Türkiye Suriye’den geçiş yapan herkese “Geçici Koruma Statüsü” veriyor. “Geçici Koruma Statüsüne” alınanlar BMMYK’ya (Birleşmiş Milletler Mülteciler Yüksek Komiserliğine) mültecilik başvurusu haklarını kaybediyor, daha önce başvurusu olanların da işlemleri donduruluyor. Geriye Suriyeli sığınmacıların kaçak yollarla Ege-Akdeniz sularını geçmekten başka bir umudu kalmıyor.

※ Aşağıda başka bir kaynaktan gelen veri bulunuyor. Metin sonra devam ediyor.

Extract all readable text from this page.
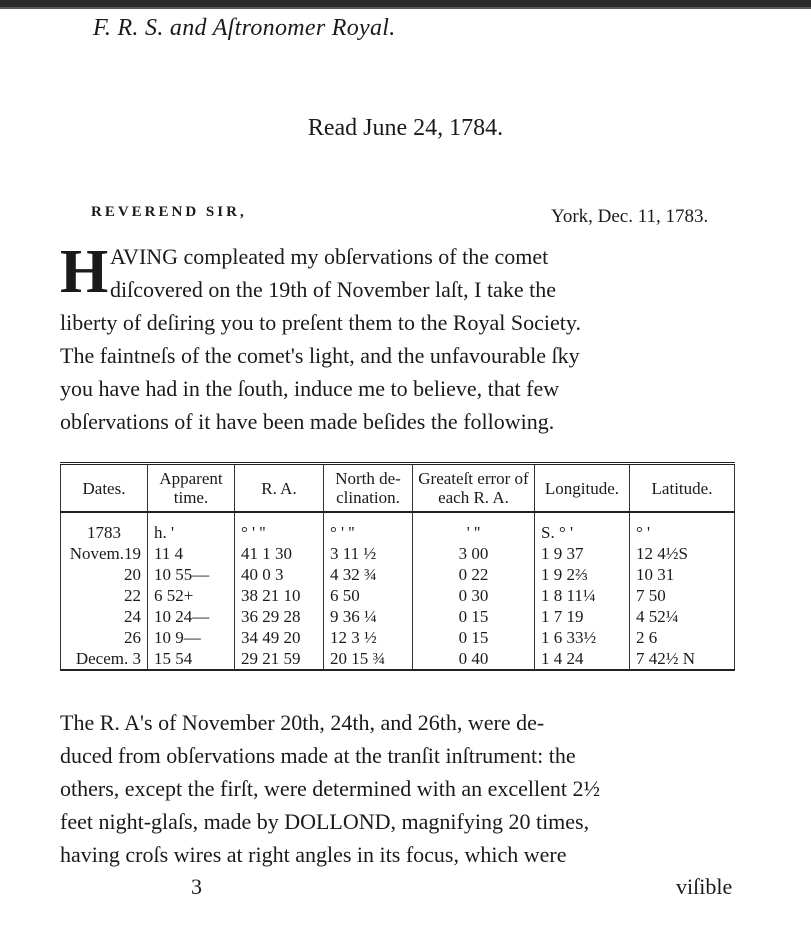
F. R. S. and Aſtronomer Royal.
Read June 24, 1784.
REVEREND SIR,	York, Dec. 11, 1783.
H AVING compleated my obſervations of the comet
diſcovered on the 19th of November laſt, I take the
liberty of deſiring you to preſent them to the Royal Society.
The faintneſs of the comet's light, and the unfavourable ſky
you have had in the ſouth, induce me to believe, that few
obſervations of it have been made beſides the following.
Dates.	Apparent time.	R. A.	North de-clination.	Greateſt error of each R. A.	Longitude.	Latitude.
1783	h. '	° ' ''	° ' ''	' ''	S. ° '	° '
Novem.19	11 4	41 1 30	3 11 ½	3 00	1 9 37	12 4½S
20	10 55—	40 0 3	4 32 ¾	0 22	1 9 2⅔	10 31
22	6 52+	38 21 10	6 50	0 30	1 8 11¼	7 50
24	10 24—	36 29 28	9 36 ¼	0 15	1 7 19	4 52¼
26	10 9—	34 49 20	12 3 ½	0 15	1 6 33½	2 6
Decem. 3	15 54	29 21 59	20 15 ¾	0 40	1 4 24	7 42½ N
The R. A's of November 20th, 24th, and 26th, were de-
duced from obſervations made at the tranſit inſtrument: the
others, except the firſt, were determined with an excellent 2½
feet night-glaſs, made by DOLLOND, magnifying 20 times,
having croſs wires at right angles in its focus, which were
3	viſible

Türkiye’nin sınırdan geçişleri görmezden gelmesi ana sebebi oluşturmuyor. Daha çok da BMMYK, ABD, AB ülkeleri sığınmacıların yasal geçişlerine güçlük çıkararak onların ölümlerine sebep oluyor.

 

AB Eylem Planı ve Geri Alım Şartı: Çocuk Gelinleri ve Kumalığı Artıracak:

Uzun süredir Alman ve Batı basını Şanlıurfa’da, Kilis’te Suriyeli kadınların 2 kilo patates karşılığı (6-7 lira karşılığı) fuhuş yapmak zorunda kaldığını, küçük bedeller karşılığı kuma olmayı göze aldığını yazıyorlardı.

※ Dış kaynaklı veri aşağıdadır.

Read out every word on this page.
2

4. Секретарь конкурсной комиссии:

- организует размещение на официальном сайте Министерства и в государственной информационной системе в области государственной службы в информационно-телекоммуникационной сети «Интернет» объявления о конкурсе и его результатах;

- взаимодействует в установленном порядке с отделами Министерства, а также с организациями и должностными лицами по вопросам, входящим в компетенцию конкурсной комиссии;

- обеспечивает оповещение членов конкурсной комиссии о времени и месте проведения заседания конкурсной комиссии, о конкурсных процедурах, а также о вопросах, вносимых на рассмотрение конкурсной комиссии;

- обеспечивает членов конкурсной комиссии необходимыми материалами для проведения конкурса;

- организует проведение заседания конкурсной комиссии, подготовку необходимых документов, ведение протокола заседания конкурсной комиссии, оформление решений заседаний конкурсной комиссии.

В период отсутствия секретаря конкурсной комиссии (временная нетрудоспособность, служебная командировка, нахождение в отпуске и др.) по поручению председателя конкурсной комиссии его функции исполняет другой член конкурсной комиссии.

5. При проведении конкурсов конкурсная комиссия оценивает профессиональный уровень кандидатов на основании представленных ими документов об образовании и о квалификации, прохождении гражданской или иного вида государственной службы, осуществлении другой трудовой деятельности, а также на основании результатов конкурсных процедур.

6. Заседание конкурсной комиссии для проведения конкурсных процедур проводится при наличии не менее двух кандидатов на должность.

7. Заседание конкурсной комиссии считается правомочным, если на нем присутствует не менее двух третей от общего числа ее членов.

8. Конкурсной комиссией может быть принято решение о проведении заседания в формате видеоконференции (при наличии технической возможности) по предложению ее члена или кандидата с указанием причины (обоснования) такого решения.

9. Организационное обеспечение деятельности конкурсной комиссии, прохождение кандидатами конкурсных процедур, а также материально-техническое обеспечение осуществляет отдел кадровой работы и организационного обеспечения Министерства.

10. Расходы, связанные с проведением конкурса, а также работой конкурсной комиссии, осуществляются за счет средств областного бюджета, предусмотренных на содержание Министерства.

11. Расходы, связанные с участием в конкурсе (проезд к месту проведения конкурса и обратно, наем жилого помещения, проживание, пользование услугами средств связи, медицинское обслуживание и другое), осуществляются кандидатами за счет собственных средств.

AB Eylem Planı ile sığınmacıların Batı ülkelerine geçişi imkânsız hale geliyor. Bu antlaşma Suriyeli kadınları daha da çaresiz bırakacak olup mevcut koşullara sığınmacıların tümden rıza göstermesi sonucunu yaratacak. Bu da Türkiye’deki hem çocuk gelinlerin sayısını, hem de istenmedik evlilikleri ve kumalığı (ikinci eş olmayı) daha da artıracak.

 

AB ve Dünya Sığınmacılara Açık Olmalı, Sorun ve Çözüm Tek Başına Türkiye’ye Yıkılamaz:

Suriye ve bölgedeki çatışmalarda elbette Türkiye’nin de belli bir yeri ve rolü var ama bu süreç tek başına Türkiye ile ilgili değil, hatta çatışmaların çıkmasında birincil sorumluluk Batı ülkelerinde bulunuyor.

Sorun sadece Türkiye veya bölge ülkelerine yıkılarak çözülemez. Sorunu yaratanlar çözüme de katkı sunmalıdır. Nihai çözüm Dünya Barışından ve demokratik yönetimlerden geçmektedir.

 

Sorun Çok Boyutlu, Çözüme Herkes Katkı Sunmalı, Bölgesel Koordinasyonlar Sağlanmalı:

Çukurova Üniversitesi KADAUM-Kadın Araştırmaları ve Uygulama Merkezi olarak ayrıntılı çalıştay raporunu kamuoyuyla paylaşacağız. Sorunun çok boyutlu olduğu ve herkese sorumluluk düştüğü açık bulunuyor.

KADAUM olarak sorun tespiti ile yetinmeyip eylem planlarının da hazırlanmasına katkı sunmaya çalışacağız. Bunun için öncelikle mülki, yerel idare, üniversite, Kent Konseyleri, Kalkınma Ajansı, Odalar, ST֒ler ve tüm duyarlı kesimlerin bir araya gelmesi ve koordineli çalışması gerekiyor.

Bu çalıştayı, bu süreçte katkısı olması amacıyla düzenledik. Bundan sonra da sorun tespiti ve çözüm önerilerinin geliştirilmesinde katkı ve destek olamaya devam edeceğiz.